London: Brent crude oil held steady near $114 a barrel on Thursday, with traders watching developments in Iraq for the possibility of export disruption from Opec’s second-largest producer.

Oil hit a nine-month high a week ago on fears that conflict in Iraq could split the country and hit oil exports, but it has since retreated slightly as production has been largely unaffected by the fighting.

Iraq’s southern oilfields, which produce most of the nation’s 3.3 million barrels a day, remained safe, said Nickolay Mladenov, United Nations special envoy to Iraq.

But insurgents and Iraq government forces continued to fight on Wednesday for control of the country’s largest refinery, the 300,000-barrels-per-day Baiji complex, with troops being airlifted into the site by helicopter.

“It’s not far from the year’s high and will pop up again if there are further incursions into Iraq towards Baghdad or the southern oilfields,” Michael Hewson, analyst at CMC Markets, said of the oil price.

Brent crude had slipped 13 cents to $113.87 a barrel by 1029 GMT, having fallen in the past four sessions after hitting its highest since September at $115.71 last Thursday.

Militants attacked one of Iraq’s largest airbases and seized control of several small oilfields on Wednesday as US

special forces troops and intelligence analysts arrived to help Iraqi security forces counter the mounting Sunni insurgency.

However, there were hopes that oil exports could increase from Kurdistan, which would counter any potential slowdown of shipments from the south.

Iraq’s self-ruling Kurds outlined plans on Wednesday to ramp up oil exports now that their forces have seized control of Iraq’s main northern oilfields.

US crude fell 5 cents to $106.45 a barrel. It had gained 47 cents in the previous session on news Washington would allow exports of condensate, an ultra-light oil, in a marginal relaxation of a 40-year ban on US oil exports.

Enterprise Products Partners, one of two companies given Department of Commerce approval on Tuesday to export condensate, said it could start exporting any time.

STOCKS RISE

Also putting pressure on prices, US crude inventories unexpectedly rose by 1.74 million barrels last week to 388 million barrels, data from the US government’s Energy Information Administration showed.

Hewson at CMC Markets added that disappointing economic data from the United States in the previous session was helping to cap oil prices.

“Global growth remains weak so there are no demand factors pulling us higher,” he said.

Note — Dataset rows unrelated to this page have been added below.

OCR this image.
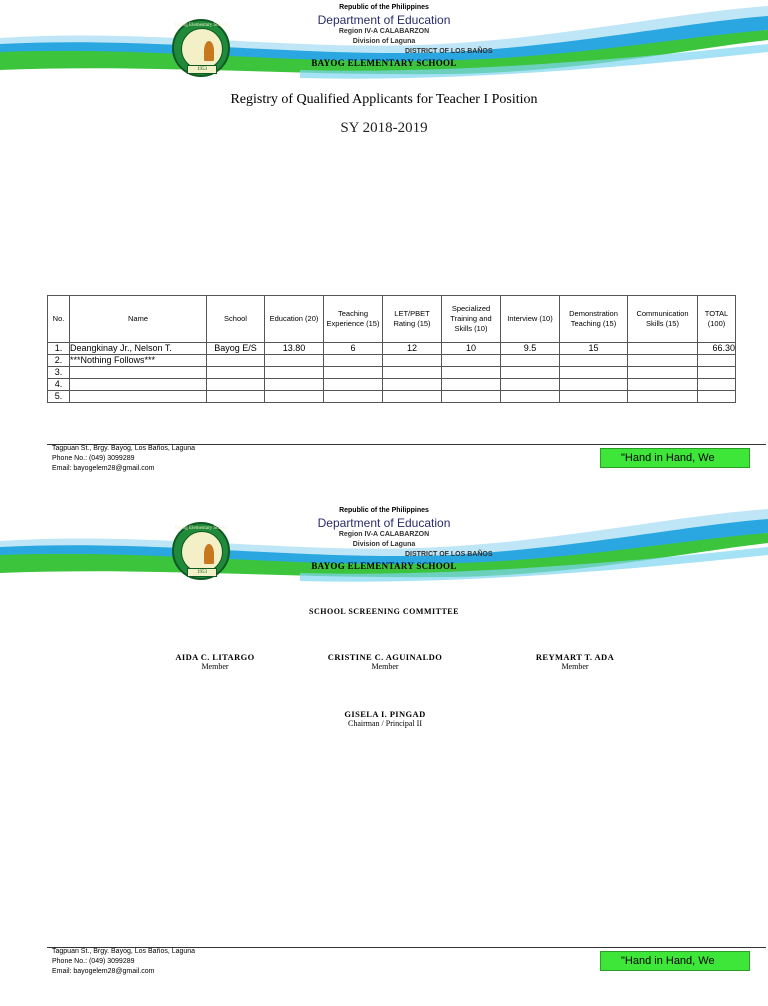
Bayog Elementary School
1953
Republic of the Philippines
Department of Education
Region IV-A CALABARZON
Division of Laguna
DISTRICT OF LOS BAÑOS
BAYOG ELEMENTARY SCHOOL
Registry of Qualified Applicants for Teacher I Position
SY 2018-2019
No.	Name	School	Education (20)	Teaching Experience (15)	LET/PBET Rating (15)	Specialized Training and Skills (10)	Interview (10)	Demonstration Teaching (15)	Communication Skills (15)	TOTAL (100)
1.	Deangkinay Jr., Nelson T.	Bayog E/S	13.80	6	12	10	9.5	15		66.30
2.	***Nothing Follows***									
3.										
4.										
5.										
Tagpuan St., Brgy. Bayog, Los Baños, Laguna
Phone No.: (049) 3099289
Email: bayogelem28@gmail.com
"Hand in Hand, We
Bayog Elementary School
1953
Republic of the Philippines
Department of Education
Region IV-A CALABARZON
Division of Laguna
DISTRICT OF LOS BAÑOS
BAYOG ELEMENTARY SCHOOL
Tagpuan St., Brgy. Bayog, Los Baños, Laguna
Phone No.: (049) 3099289
Email: bayogelem28@gmail.com
"Hand in Hand, We
SCHOOL SCREENING COMMITTEE
AIDA C. LITARGO
Member
CRISTINE C. AGUINALDO
Member
REYMART T. ADA
Member
GISELA I. PINGAD
Chairman / Principal II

However there was some slightly more optimistic news from Europe for the demand outlook.

Germany’s economy will grow by 2.0 per cent this year, Ifo institute said on Thursday, slightly raising its previous forecast on expectations that companies will invest more again and drive domestic demand.

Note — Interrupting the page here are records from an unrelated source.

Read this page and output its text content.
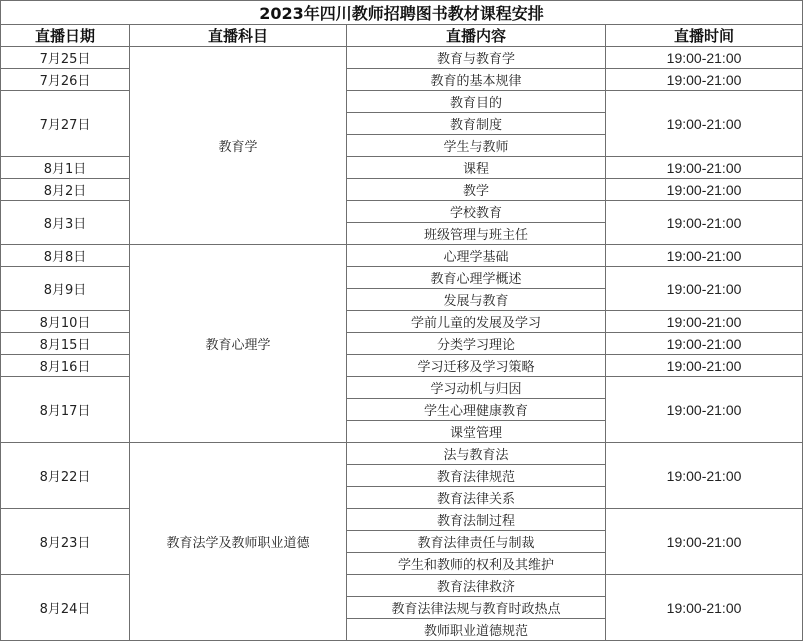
2023年四川教师招聘图书教材课程安排			
直播日期	直播科目	直播内容	直播时间
7月25日	教育学	教育与教育学	19:00-21:00
7月26日		教育的基本规律	19:00-21:00
7月27日		教育目的	19:00-21:00
		教育制度	
		学生与教师	
8月1日		课程	19:00-21:00
8月2日		教学	19:00-21:00
8月3日		学校教育	19:00-21:00
		班级管理与班主任	
8月8日	教育心理学	心理学基础	19:00-21:00
8月9日		教育心理学概述	19:00-21:00
		发展与教育	
8月10日		学前儿童的发展及学习	19:00-21:00
8月15日		分类学习理论	19:00-21:00
8月16日		学习迁移及学习策略	19:00-21:00
8月17日		学习动机与归因	19:00-21:00
		学生心理健康教育	
		课堂管理	
8月22日	教育法学及教师职业道德	法与教育法	19:00-21:00
		教育法律规范	
		教育法律关系	
8月23日		教育法制过程	19:00-21:00
		教育法律责任与制裁	
		学生和教师的权利及其维护	
8月24日		教育法律救济	19:00-21:00
		教育法律法规与教育时政热点	
		教师职业道德规范	
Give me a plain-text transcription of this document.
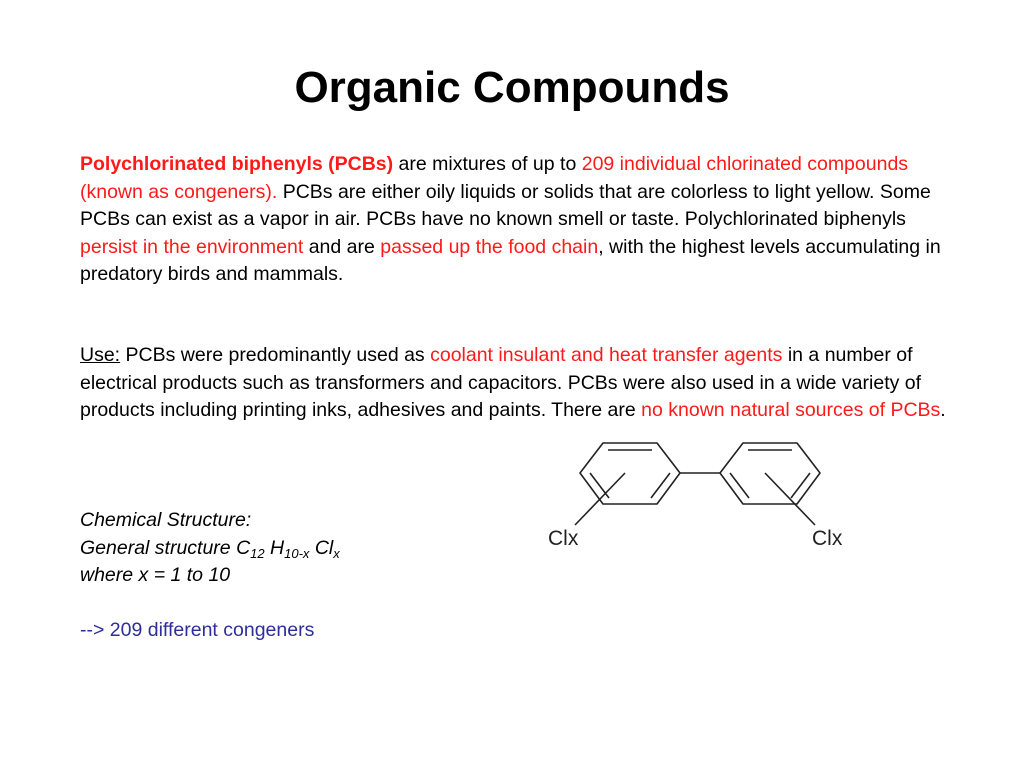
Organic Compounds
Polychlorinated biphenyls (PCBs) are mixtures of up to 209 individual chlorinated compounds (known as congeners). PCBs are either oily liquids or solids that are colorless to light yellow. Some PCBs can exist as a vapor in air. PCBs have no known smell or taste. Polychlorinated biphenyls persist in the environment and are passed up the food chain, with the highest levels accumulating in predatory birds and mammals.
Use: PCBs were predominantly used as coolant insulant and heat transfer agents in a number of electrical products such as transformers and capacitors. PCBs were also used in a wide variety of products including printing inks, adhesives and paints. There are no known natural sources of PCBs.
Chemical Structure:
General structure $C_{12}$ $H_{10-x}$ $Cl_x$
where x = 1 to 10
--> 209 different congeners
Clx	Clx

Investors are also keeping an eye on the threat of further sanctions on Russia by western powers if Moscow does not do more to defuse the conflict between pro-Russian separatists and Kiev in eastern Ukraine.

Meanwhile, two weeks of talks between Iran and six world powers to reach a final agreement over Tehran’s nuclear programme will start in Vienna on July 2, Russia’s ambassador to the UN said.